Now for a slightly more serious overview; more details can
be obtained by reading the bug report[1].
There are two main goals behind this series:
1) allow the use of multiple PHBs for pSeries guests;
2) isolate hostdevs from emulated devices.
By implementing these changes, pSeries guests running on
QEMU/KVM become more similar to those running on PowerVM,
which is great for admins. It also makes it possible to
have better error detection / recovery.
The first part involves convincing libvirt that a guest
can have more than a single pci-root controller, which is
something that was explicitly forbidden until now. Only
pSeries guests get to follow the new rules, of course.

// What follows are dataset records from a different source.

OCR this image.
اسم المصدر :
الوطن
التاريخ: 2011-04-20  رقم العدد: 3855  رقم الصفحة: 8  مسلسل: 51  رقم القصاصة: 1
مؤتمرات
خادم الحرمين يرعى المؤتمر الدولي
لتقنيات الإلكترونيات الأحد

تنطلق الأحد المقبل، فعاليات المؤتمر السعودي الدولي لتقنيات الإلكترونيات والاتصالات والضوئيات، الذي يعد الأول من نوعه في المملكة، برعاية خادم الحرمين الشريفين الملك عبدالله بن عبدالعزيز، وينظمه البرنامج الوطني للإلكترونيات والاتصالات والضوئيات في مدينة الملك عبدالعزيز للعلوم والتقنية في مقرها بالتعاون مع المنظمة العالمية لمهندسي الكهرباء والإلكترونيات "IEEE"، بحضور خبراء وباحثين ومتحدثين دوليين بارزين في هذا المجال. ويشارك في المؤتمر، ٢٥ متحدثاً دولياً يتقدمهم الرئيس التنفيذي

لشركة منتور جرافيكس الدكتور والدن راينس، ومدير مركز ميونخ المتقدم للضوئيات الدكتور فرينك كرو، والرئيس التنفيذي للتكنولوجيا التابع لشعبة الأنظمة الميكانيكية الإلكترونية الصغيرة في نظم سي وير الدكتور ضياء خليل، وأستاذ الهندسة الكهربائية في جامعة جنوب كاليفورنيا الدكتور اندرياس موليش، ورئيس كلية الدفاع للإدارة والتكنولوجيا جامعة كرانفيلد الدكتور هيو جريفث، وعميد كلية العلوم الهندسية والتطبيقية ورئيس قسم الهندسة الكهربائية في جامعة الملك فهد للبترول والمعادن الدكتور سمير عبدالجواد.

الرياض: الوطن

Once PHBs are usable, it makes sense to just use them
for pretty much everything on pSeries guests. pci-bridge
is no longer needed, which is good because it probably
never really worked on such guests.
To match PowerVM's behavior and provide better isolation,
hostdevs should be assigned each their own PHB. Well,
almost: the exact requirement is one PHB per host IOMMU
group, with the default PHB being reserved for emulated
devices.
To achieve this, the concept of "isolation group"[2] is
introduced: each PHB is assigned one, and only devices
that match it will be automatically assigned to that
PHB. For hostdevs, the isolation group is the same as
the host IOMMU group; emulated devices are assigned the
default isolation group, same as the default PHB. It all
works out.
The implementation is basically complete, minus the
documentation. I'm debating whether the current handling
of the default isolation group is good or not, but the
ideas are all there and I expect I'll need a couple of
respins to get all the details right, so feel free to
start reviewing :)
[1]
https://bugzilla.redhat.com/show_bug.cgi?id=1280542
[2] Named like that because, at least for me, "IOMMU" is
basically a tongue twister
--
Andrea Bolognani / Red Hat / Virtualization